Das Musikprotokoll gilt seit 45 Jahren als feste Institution in der europäischen Festivallandschaft für zeitgenössische Musik. Eigentlich hätte man daher 2013 was zu feiern. Doch der Weg in die Zukunft ist ungewiss. Im Juni dieses Jahres hatte der Intendant des ORF, Alexander Wrabetz, die vollständige Einsparung des Festivals von Seiten des ORF angekündigt. Eine Welle des Protests rauschte durch die internationale Kulturlandschaft, bislang gingen etwa 4.000 Unterschriften bei der eilends gestarteten Online-Petition ein. Das Sparprogramm des ORF würde eine harte Wende, wenn nicht das völlige Aus der Veranstaltungsreihe bedeuten. Mit Spannung wurde daher die Eröffnung erwartet. Doch die Festivalleitung konnte noch keine Entwarnung geben. Erst mit Ende dieses Jahres soll bekanntgegeben werden, ob das Musikprotokoll auch weiterhin seinen Platz als Logbuch für aktuelle Musik in Österreich behalten wird.

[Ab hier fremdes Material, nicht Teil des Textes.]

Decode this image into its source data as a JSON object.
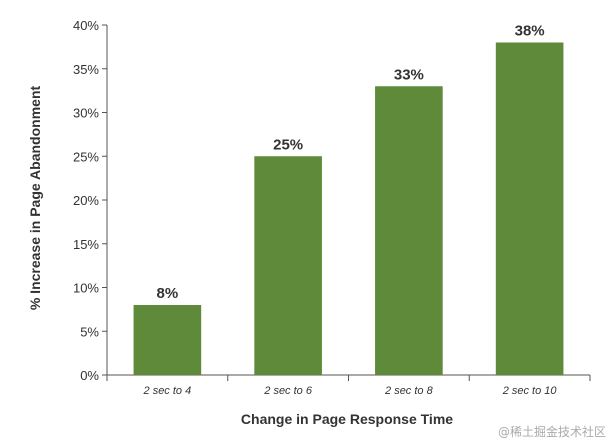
{
  "chart_data": {
    "type": "bar",
    "categories": [
      "2 sec to 4",
      "2 sec to 6",
      "2 sec to 8",
      "2 sec to 10"
    ],
    "values": [
      8,
      25,
      33,
      38
    ],
    "data_labels": [
      "8%",
      "25%",
      "33%",
      "38%"
    ],
    "title": "",
    "xlabel": "Change in Page Response Time",
    "ylabel": "% Increase in Page Abandonment",
    "ylim": [
      0,
      40
    ],
    "yticks": [
      0,
      5,
      10,
      15,
      20,
      25,
      30,
      35,
      40
    ],
    "ytick_labels": [
      "0%",
      "5%",
      "10%",
      "15%",
      "20%",
      "25%",
      "30%",
      "35%",
      "40%"
    ],
    "bar_color": "#5f8a3a",
    "grid": false,
    "legend": "none"
  },
  "watermark": "@稀土掘金技术社区"
}
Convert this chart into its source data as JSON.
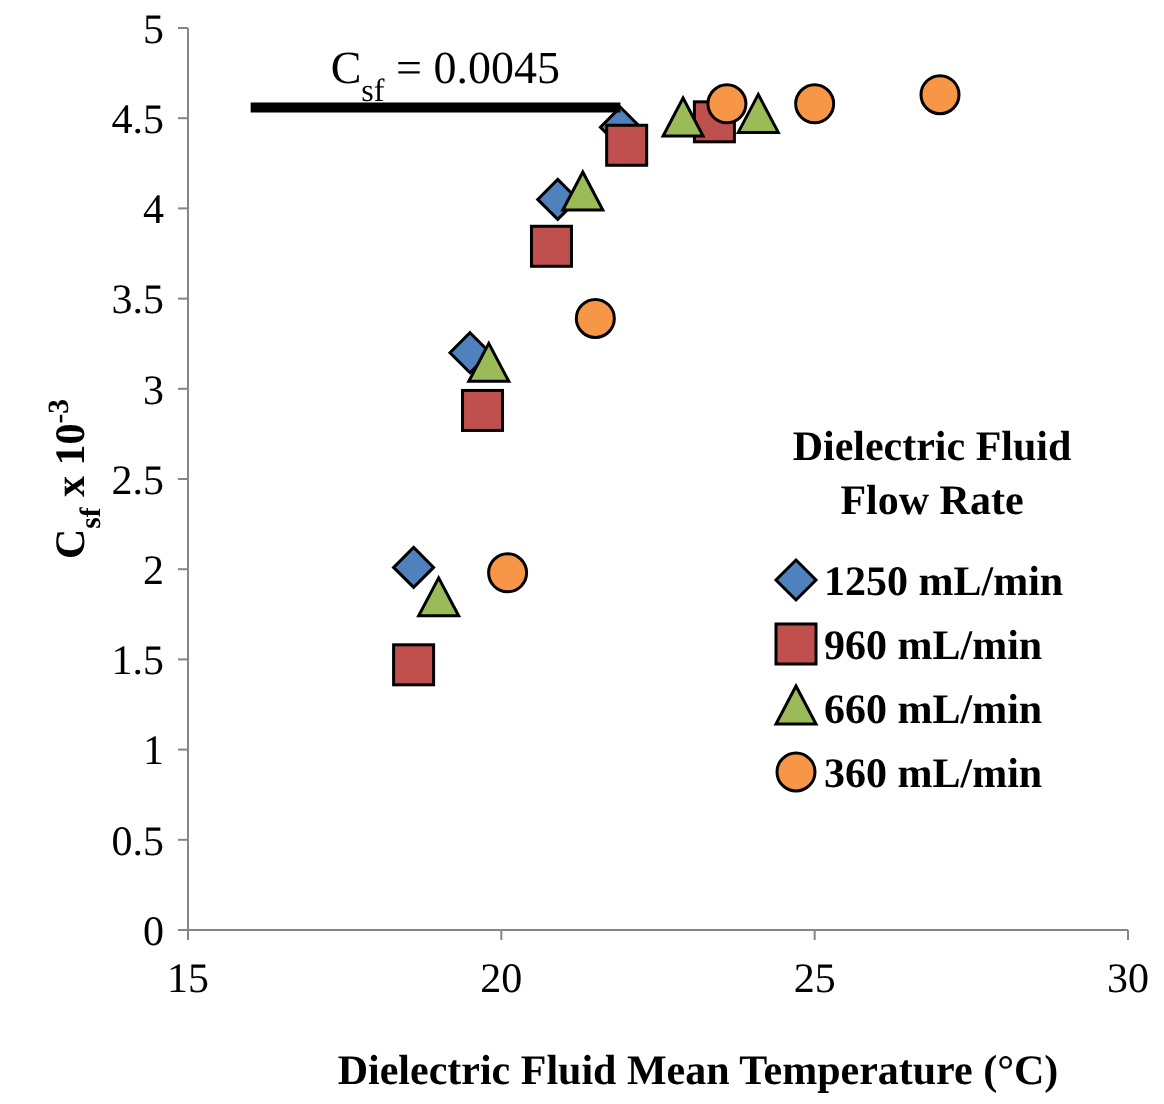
{
  "chart_data": {
    "type": "scatter",
    "xlabel": "Dielectric Fluid Mean Temperature (°C)",
    "ylabel": "C$_{sf}$ x 10$^{-3}$",
    "legend_title": "Dielectric Fluid Flow Rate",
    "legend": "bottom right",
    "grid": false,
    "xlim": [
      15,
      30
    ],
    "xticks": [
      15,
      20,
      25,
      30
    ],
    "ylim": [
      0,
      5
    ],
    "yticks": [
      0,
      0.5,
      1,
      1.5,
      2,
      2.5,
      3,
      3.5,
      4,
      4.5,
      5
    ],
    "series": [
      {
        "name": "1250 mL/min",
        "color": "#4f81bd",
        "marker": "diamond",
        "x": [
          18.6,
          19.5,
          20.9,
          21.9,
          null
        ],
        "values": [
          2.01,
          3.2,
          4.05,
          4.45,
          null
        ]
      },
      {
        "name": "960 mL/min",
        "color": "#c0504d",
        "marker": "square",
        "x": [
          18.6,
          19.7,
          20.8,
          22.0,
          23.4
        ],
        "values": [
          1.47,
          2.88,
          3.79,
          4.35,
          4.48
        ]
      },
      {
        "name": "660 mL/min",
        "color": "#9bbb59",
        "marker": "triangle",
        "x": [
          19.0,
          19.8,
          21.3,
          22.9,
          24.1
        ],
        "values": [
          1.83,
          3.13,
          4.08,
          4.49,
          4.51
        ]
      },
      {
        "name": "360 mL/min",
        "color": "#f79646",
        "marker": "circle",
        "x": [
          20.1,
          21.5,
          23.6,
          25.0,
          27.0
        ],
        "values": [
          1.98,
          3.39,
          4.58,
          4.58,
          4.63
        ]
      },
      {
        "type": "line",
        "color": "#000000",
        "marker": "none",
        "x": [
          16,
          21.9
        ],
        "values": [
          4.56,
          4.56
        ]
      }
    ],
    "annotations": [
      {
        "text": "C$_{sf}$ = 0.0045",
        "x": 16,
        "y": 4.56
      }
    ]
  }
}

Das musikprotokoll 2013 gibt sich wie immer als sichere Bank für gehaltvolles neutönendes Programm. Gerade angesichts der ungewissen Zukunft hätte man sich allerdings ein mutigeres Statement erwartet, vor allem von den jungen Stimmen der aktuellen Musik. Ein echtes Bekenntnis zur Kultur als Herzstück unseres Alltags sollte konsequent ins Herz der Stadt zielen, statt Randorte wie die Kammersäle zu bespielen. So bleibt das Musikprotokoll ein schöner, aber eher den Spezialisten vorbehaltener Treffpunkt.